Bruce Katsiff is compelled to photograph subject matter that is challenging and uncomfortable. “My hope is that my photographs will offer the viewer images that are unique and impactful, even if they may at times be disturbing.”

Victory of Alyssa, Constance Bassett

Victory, Constance Bassett

image1In Face Maps: Explorations in Shape, Space and Soul, Katsiff’s photography shares the stage with five regional sculptors whose explorations in bronze, stone, terracotta and wood explore the question, “What’s in a face?” The exhibition attempts to open a small, intimate visual dialogue continuing the theme explored in the Katsiff retrospective of inward journey and relationships. The busts and figurative works of contemporary sculptors Contance Bassett, Harry Georgeson, Isabel Borgatta, Stacie Speer Scott and Nick Pan speak to each other and to the photographs of Bruce Katsiff in a way that deepens and enhances the visual conversation.

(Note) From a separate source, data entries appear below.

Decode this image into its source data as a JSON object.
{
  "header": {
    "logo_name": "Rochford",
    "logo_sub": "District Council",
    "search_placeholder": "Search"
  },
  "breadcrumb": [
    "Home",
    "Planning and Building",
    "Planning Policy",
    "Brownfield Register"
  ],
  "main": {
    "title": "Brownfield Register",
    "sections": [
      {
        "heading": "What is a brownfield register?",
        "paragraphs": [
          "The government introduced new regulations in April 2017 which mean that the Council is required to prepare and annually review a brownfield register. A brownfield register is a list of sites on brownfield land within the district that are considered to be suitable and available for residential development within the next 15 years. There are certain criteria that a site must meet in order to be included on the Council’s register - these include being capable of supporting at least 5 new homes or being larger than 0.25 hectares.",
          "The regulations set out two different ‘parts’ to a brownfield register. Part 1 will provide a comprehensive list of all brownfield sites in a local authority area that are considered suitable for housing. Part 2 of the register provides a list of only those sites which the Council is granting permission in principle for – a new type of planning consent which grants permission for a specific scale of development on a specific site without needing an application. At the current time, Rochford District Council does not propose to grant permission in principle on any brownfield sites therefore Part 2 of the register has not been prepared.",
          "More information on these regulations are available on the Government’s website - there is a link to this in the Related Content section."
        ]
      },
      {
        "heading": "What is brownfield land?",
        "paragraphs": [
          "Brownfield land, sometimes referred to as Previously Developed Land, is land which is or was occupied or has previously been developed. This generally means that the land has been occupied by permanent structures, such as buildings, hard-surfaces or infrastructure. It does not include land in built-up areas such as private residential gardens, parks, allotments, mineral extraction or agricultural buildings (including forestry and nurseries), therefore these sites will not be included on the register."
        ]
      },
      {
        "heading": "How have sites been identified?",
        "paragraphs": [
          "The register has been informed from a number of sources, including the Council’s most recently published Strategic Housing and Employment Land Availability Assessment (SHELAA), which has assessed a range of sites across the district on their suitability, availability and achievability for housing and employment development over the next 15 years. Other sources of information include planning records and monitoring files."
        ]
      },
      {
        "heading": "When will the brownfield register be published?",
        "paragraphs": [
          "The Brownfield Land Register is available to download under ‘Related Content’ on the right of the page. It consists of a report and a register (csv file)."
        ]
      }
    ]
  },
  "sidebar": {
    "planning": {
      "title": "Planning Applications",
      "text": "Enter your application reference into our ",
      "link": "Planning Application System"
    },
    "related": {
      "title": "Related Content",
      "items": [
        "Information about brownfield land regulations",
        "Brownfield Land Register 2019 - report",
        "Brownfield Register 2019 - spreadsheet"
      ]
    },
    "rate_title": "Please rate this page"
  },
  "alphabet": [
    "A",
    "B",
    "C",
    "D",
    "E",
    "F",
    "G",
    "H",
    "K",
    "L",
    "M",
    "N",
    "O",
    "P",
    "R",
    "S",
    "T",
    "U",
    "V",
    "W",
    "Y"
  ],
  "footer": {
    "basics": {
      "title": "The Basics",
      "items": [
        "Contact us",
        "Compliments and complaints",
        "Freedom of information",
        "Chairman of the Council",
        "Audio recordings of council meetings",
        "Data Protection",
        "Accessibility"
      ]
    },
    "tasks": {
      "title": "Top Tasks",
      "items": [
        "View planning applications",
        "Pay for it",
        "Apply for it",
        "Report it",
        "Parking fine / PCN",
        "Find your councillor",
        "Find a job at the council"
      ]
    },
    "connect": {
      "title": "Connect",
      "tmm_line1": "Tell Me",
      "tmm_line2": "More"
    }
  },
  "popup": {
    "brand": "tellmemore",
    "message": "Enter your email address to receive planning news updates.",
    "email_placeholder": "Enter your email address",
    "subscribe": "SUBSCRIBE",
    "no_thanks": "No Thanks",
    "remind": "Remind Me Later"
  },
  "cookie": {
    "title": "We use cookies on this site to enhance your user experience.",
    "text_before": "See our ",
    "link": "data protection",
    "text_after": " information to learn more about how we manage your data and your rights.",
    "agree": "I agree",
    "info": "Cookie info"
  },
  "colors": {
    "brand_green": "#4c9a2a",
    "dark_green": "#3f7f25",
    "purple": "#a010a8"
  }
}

Born in Philadelphia where he attended Central High School, Bruce Katsiff went on to study photography at Rochester Institute of Technology and completed graduate work at Pratt Institute in New York City, earning BFA and MFA degrees. He attended postgraduate studies at Oxford University. His work has been exhibited in museums and galleries including the Museum of Modern Art, New York City, the Philadelphia Museum of Art and the Pennsylvania Academy of Fine Art. For 25 years he taught photography and from 1989-2012, he served as Director and CEO of the James A. Michener Art Museum. Bruce lives in Philadelphia with his wife Jo.

Katsiff’s relationship with Trenton Museum Society trustee and exhibit curator, Joan Perkes, began in the late 60s when he joined the photography department of Bucks County Community College and Joan Perkes was just beginning her art career as an art dealer, gallery director and owner of her own gallery.